Global X / Flickr CC
Obra em 3D no MoMA (Museu de Arte Moderna), em Nova York
Em 1967, um grupo de museus de Nova York criou a Museum Computer Network [Rede Computacional de Museus, em tradução livre] para automatizar seus registros de sócios. Foi a primeira vez que o universo informático entrava nesses espaços para a organização das exposições e o controle das visitas, segundo conta Rich Cherry, diretor-adjunto da The Broad Art Foundation, em Los Angeles.
A explosão da Internet no início dos anos 2000 fez com que os museus começassem a ter suas páginas na web com informações sobre horários, tarifas ou localização. Uma década mais tarde chegariam as redes sociais, as páginas multimídia e as primeiras experiências com aplicativos. Agora, os museus entraram definitivamente na era pós-PC, na Internet das coisas e na conectividade, com aparatos de todo o tipo, tecnologias “usáveis”, telas tácteis, robôs, aplicativos de reconhecimento facial, beacons (dispositivos que emitem sinais de onda curta) para conhecer a geolocalização do visitante – e saber de que quadros ou objetos eles mais gostam, sensores inteligentes e até sistemas de recomendação para satisfazer as necessidades de cada cliente.

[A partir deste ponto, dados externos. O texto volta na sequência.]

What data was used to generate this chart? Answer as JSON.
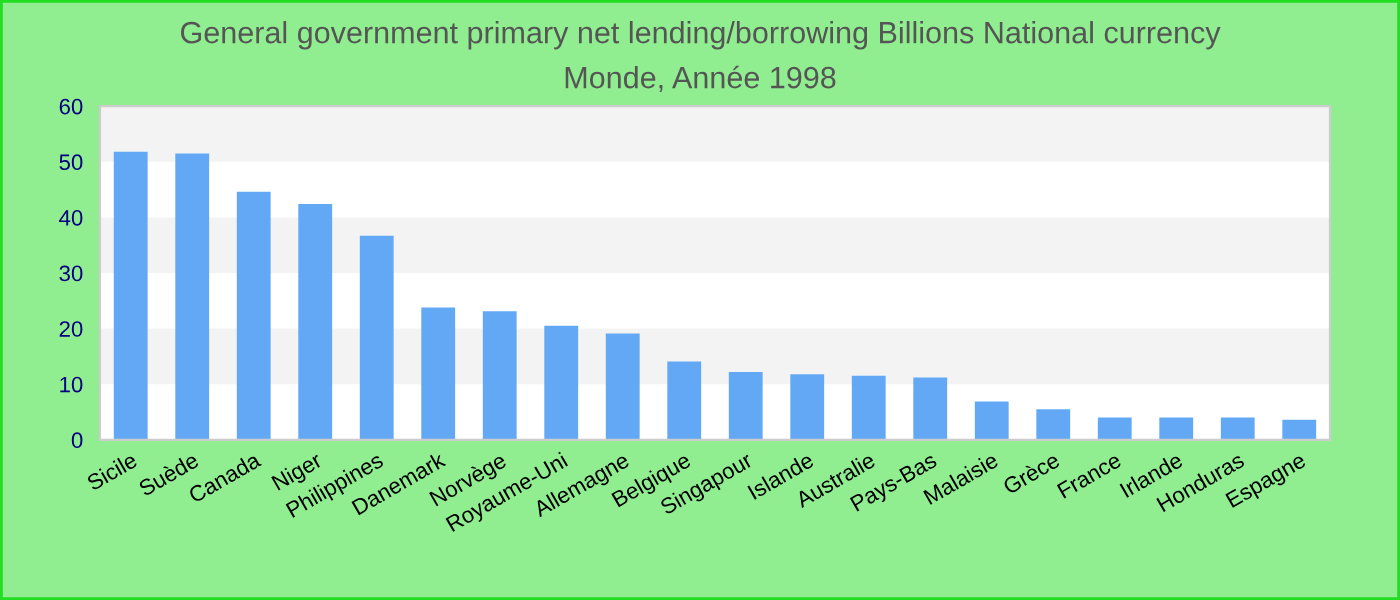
{
  "chart_data": {
    "type": "bar",
    "title": "General government primary net lending/borrowing Billions National currency",
    "subtitle": "Monde, Année 1998",
    "categories": [
      "Sicile",
      "Suède",
      "Canada",
      "Niger",
      "Philippines",
      "Danemark",
      "Norvège",
      "Royaume-Uni",
      "Allemagne",
      "Belgique",
      "Singapour",
      "Islande",
      "Australie",
      "Pays-Bas",
      "Malaisie",
      "Grèce",
      "France",
      "Irlande",
      "Honduras",
      "Espagne"
    ],
    "values": [
      51.8,
      51.5,
      44.6,
      42.4,
      36.7,
      23.8,
      23.1,
      20.5,
      19.1,
      14.1,
      12.2,
      11.8,
      11.5,
      11.2,
      6.9,
      5.5,
      4.0,
      4.0,
      4.0,
      3.6
    ],
    "color": "#62a8f4",
    "ylim": [
      0,
      60
    ],
    "yticks": [
      0,
      10,
      20,
      30,
      40,
      50,
      60
    ],
    "bands": [
      {
        "axis": "y",
        "from": 10,
        "to": 20,
        "color": "#f3f3f3"
      },
      {
        "axis": "y",
        "from": 30,
        "to": 40,
        "color": "#f3f3f3"
      },
      {
        "axis": "y",
        "from": 50,
        "to": 60,
        "color": "#f3f3f3"
      }
    ]
  }
}
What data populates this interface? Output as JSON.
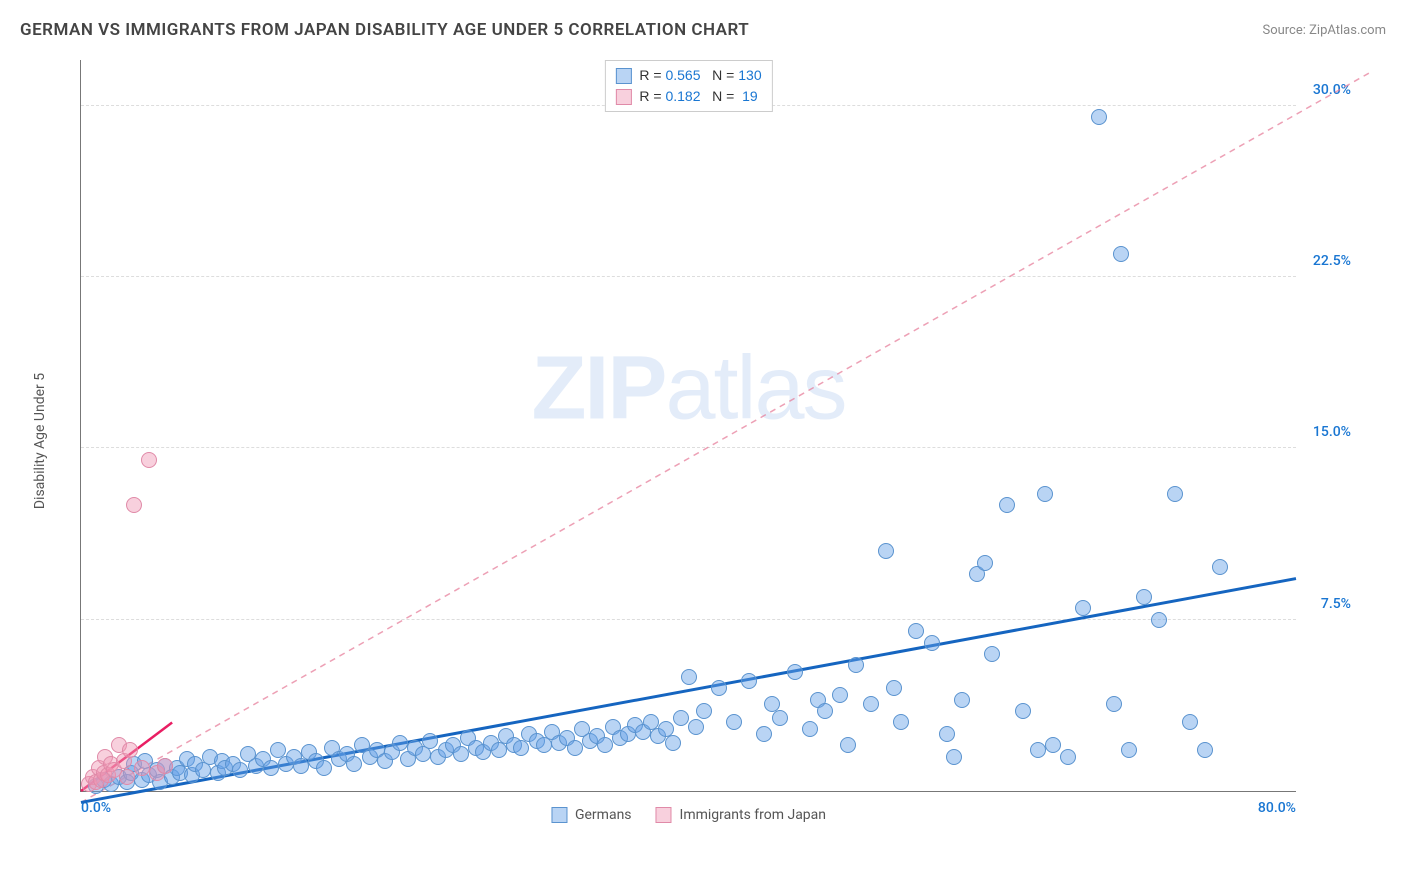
{
  "header": {
    "title": "GERMAN VS IMMIGRANTS FROM JAPAN DISABILITY AGE UNDER 5 CORRELATION CHART",
    "source": "Source: ZipAtlas.com"
  },
  "watermark": {
    "bold": "ZIP",
    "rest": "atlas"
  },
  "chart": {
    "type": "scatter",
    "y_axis_label": "Disability Age Under 5",
    "background_color": "#ffffff",
    "grid_color": "#dddddd",
    "axis_color": "#777777",
    "xlim": [
      0,
      80
    ],
    "ylim": [
      0,
      32
    ],
    "x_ticks": [
      {
        "value": 0,
        "label": "0.0%",
        "color": "#1976d2"
      },
      {
        "value": 80,
        "label": "80.0%",
        "color": "#1976d2"
      }
    ],
    "y_ticks": [
      {
        "value": 7.5,
        "label": "7.5%",
        "color": "#1976d2"
      },
      {
        "value": 15.0,
        "label": "15.0%",
        "color": "#1976d2"
      },
      {
        "value": 22.5,
        "label": "22.5%",
        "color": "#1976d2"
      },
      {
        "value": 30.0,
        "label": "30.0%",
        "color": "#1976d2"
      }
    ],
    "series": [
      {
        "name": "Germans",
        "fill_color": "rgba(100,160,230,0.45)",
        "stroke_color": "#5a93cf",
        "marker_radius": 8,
        "trend": {
          "x1": 0,
          "y1": -0.5,
          "x2": 80,
          "y2": 9.3,
          "color": "#1565c0",
          "width": 3,
          "dash": "none",
          "extend_x2": 85,
          "extend_y2": 31.5,
          "extend_dash": "6,5",
          "extend_color": "rgba(230,120,150,0.7)"
        },
        "correlation": {
          "r": "0.565",
          "n": "130"
        },
        "points": [
          [
            1,
            0.2
          ],
          [
            1.5,
            0.5
          ],
          [
            2,
            0.3
          ],
          [
            2.5,
            0.6
          ],
          [
            3,
            0.4
          ],
          [
            3.3,
            0.8
          ],
          [
            3.5,
            1.2
          ],
          [
            4,
            0.5
          ],
          [
            4.2,
            1.3
          ],
          [
            4.5,
            0.7
          ],
          [
            5,
            0.9
          ],
          [
            5.2,
            0.4
          ],
          [
            5.5,
            1.1
          ],
          [
            6,
            0.6
          ],
          [
            6.3,
            1.0
          ],
          [
            6.5,
            0.8
          ],
          [
            7,
            1.4
          ],
          [
            7.3,
            0.7
          ],
          [
            7.5,
            1.2
          ],
          [
            8,
            0.9
          ],
          [
            8.5,
            1.5
          ],
          [
            9,
            0.8
          ],
          [
            9.3,
            1.3
          ],
          [
            9.5,
            1.0
          ],
          [
            10,
            1.2
          ],
          [
            10.5,
            0.9
          ],
          [
            11,
            1.6
          ],
          [
            11.5,
            1.1
          ],
          [
            12,
            1.4
          ],
          [
            12.5,
            1.0
          ],
          [
            13,
            1.8
          ],
          [
            13.5,
            1.2
          ],
          [
            14,
            1.5
          ],
          [
            14.5,
            1.1
          ],
          [
            15,
            1.7
          ],
          [
            15.5,
            1.3
          ],
          [
            16,
            1.0
          ],
          [
            16.5,
            1.9
          ],
          [
            17,
            1.4
          ],
          [
            17.5,
            1.6
          ],
          [
            18,
            1.2
          ],
          [
            18.5,
            2.0
          ],
          [
            19,
            1.5
          ],
          [
            19.5,
            1.8
          ],
          [
            20,
            1.3
          ],
          [
            20.5,
            1.7
          ],
          [
            21,
            2.1
          ],
          [
            21.5,
            1.4
          ],
          [
            22,
            1.9
          ],
          [
            22.5,
            1.6
          ],
          [
            23,
            2.2
          ],
          [
            23.5,
            1.5
          ],
          [
            24,
            1.8
          ],
          [
            24.5,
            2.0
          ],
          [
            25,
            1.6
          ],
          [
            25.5,
            2.3
          ],
          [
            26,
            1.9
          ],
          [
            26.5,
            1.7
          ],
          [
            27,
            2.1
          ],
          [
            27.5,
            1.8
          ],
          [
            28,
            2.4
          ],
          [
            28.5,
            2.0
          ],
          [
            29,
            1.9
          ],
          [
            29.5,
            2.5
          ],
          [
            30,
            2.2
          ],
          [
            30.5,
            2.0
          ],
          [
            31,
            2.6
          ],
          [
            31.5,
            2.1
          ],
          [
            32,
            2.3
          ],
          [
            32.5,
            1.9
          ],
          [
            33,
            2.7
          ],
          [
            33.5,
            2.2
          ],
          [
            34,
            2.4
          ],
          [
            34.5,
            2.0
          ],
          [
            35,
            2.8
          ],
          [
            35.5,
            2.3
          ],
          [
            36,
            2.5
          ],
          [
            36.5,
            2.9
          ],
          [
            37,
            2.6
          ],
          [
            37.5,
            3.0
          ],
          [
            38,
            2.4
          ],
          [
            38.5,
            2.7
          ],
          [
            39,
            2.1
          ],
          [
            39.5,
            3.2
          ],
          [
            40,
            5.0
          ],
          [
            40.5,
            2.8
          ],
          [
            41,
            3.5
          ],
          [
            42,
            4.5
          ],
          [
            43,
            3.0
          ],
          [
            44,
            4.8
          ],
          [
            45,
            2.5
          ],
          [
            45.5,
            3.8
          ],
          [
            46,
            3.2
          ],
          [
            47,
            5.2
          ],
          [
            48,
            2.7
          ],
          [
            48.5,
            4.0
          ],
          [
            49,
            3.5
          ],
          [
            50,
            4.2
          ],
          [
            50.5,
            2.0
          ],
          [
            51,
            5.5
          ],
          [
            52,
            3.8
          ],
          [
            53,
            10.5
          ],
          [
            53.5,
            4.5
          ],
          [
            54,
            3.0
          ],
          [
            55,
            7.0
          ],
          [
            56,
            6.5
          ],
          [
            57,
            2.5
          ],
          [
            57.5,
            1.5
          ],
          [
            58,
            4.0
          ],
          [
            59,
            9.5
          ],
          [
            59.5,
            10.0
          ],
          [
            60,
            6.0
          ],
          [
            61,
            12.5
          ],
          [
            62,
            3.5
          ],
          [
            63,
            1.8
          ],
          [
            63.5,
            13.0
          ],
          [
            64,
            2.0
          ],
          [
            65,
            1.5
          ],
          [
            66,
            8.0
          ],
          [
            67,
            29.5
          ],
          [
            68,
            3.8
          ],
          [
            68.5,
            23.5
          ],
          [
            69,
            1.8
          ],
          [
            70,
            8.5
          ],
          [
            71,
            7.5
          ],
          [
            72,
            13.0
          ],
          [
            73,
            3.0
          ],
          [
            74,
            1.8
          ],
          [
            75,
            9.8
          ]
        ]
      },
      {
        "name": "Immigrants from Japan",
        "fill_color": "rgba(240,150,180,0.45)",
        "stroke_color": "#e08aa8",
        "marker_radius": 8,
        "trend": {
          "x1": 0,
          "y1": 0,
          "x2": 6,
          "y2": 3.0,
          "color": "#e91e63",
          "width": 2.5,
          "dash": "none"
        },
        "correlation": {
          "r": "0.182",
          "n": "19"
        },
        "points": [
          [
            0.5,
            0.3
          ],
          [
            0.8,
            0.6
          ],
          [
            1.0,
            0.4
          ],
          [
            1.2,
            1.0
          ],
          [
            1.3,
            0.5
          ],
          [
            1.5,
            0.8
          ],
          [
            1.6,
            1.5
          ],
          [
            1.8,
            0.7
          ],
          [
            2.0,
            1.2
          ],
          [
            2.2,
            0.9
          ],
          [
            2.5,
            2.0
          ],
          [
            2.8,
            1.3
          ],
          [
            3.0,
            0.6
          ],
          [
            3.2,
            1.8
          ],
          [
            3.5,
            12.5
          ],
          [
            4.0,
            1.0
          ],
          [
            4.5,
            14.5
          ],
          [
            5.0,
            0.8
          ],
          [
            5.5,
            1.1
          ]
        ]
      }
    ],
    "bottom_legend": [
      {
        "label": "Germans",
        "fill": "rgba(100,160,230,0.45)",
        "stroke": "#5a93cf"
      },
      {
        "label": "Immigrants from Japan",
        "fill": "rgba(240,150,180,0.45)",
        "stroke": "#e08aa8"
      }
    ]
  }
}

Diferentemente de outras indústrias culturais tradicionais, que patinam com a chegada de novos agentes tecnológicos – como a Amazon ou o Spotify –, o mundo da arte é o que melhor se adaptou à explosão digital. Nem o Google Art Project, coleção online de imagens de diferentes museus do mundo, foi um obstáculo ao crescimento do número de visitantes.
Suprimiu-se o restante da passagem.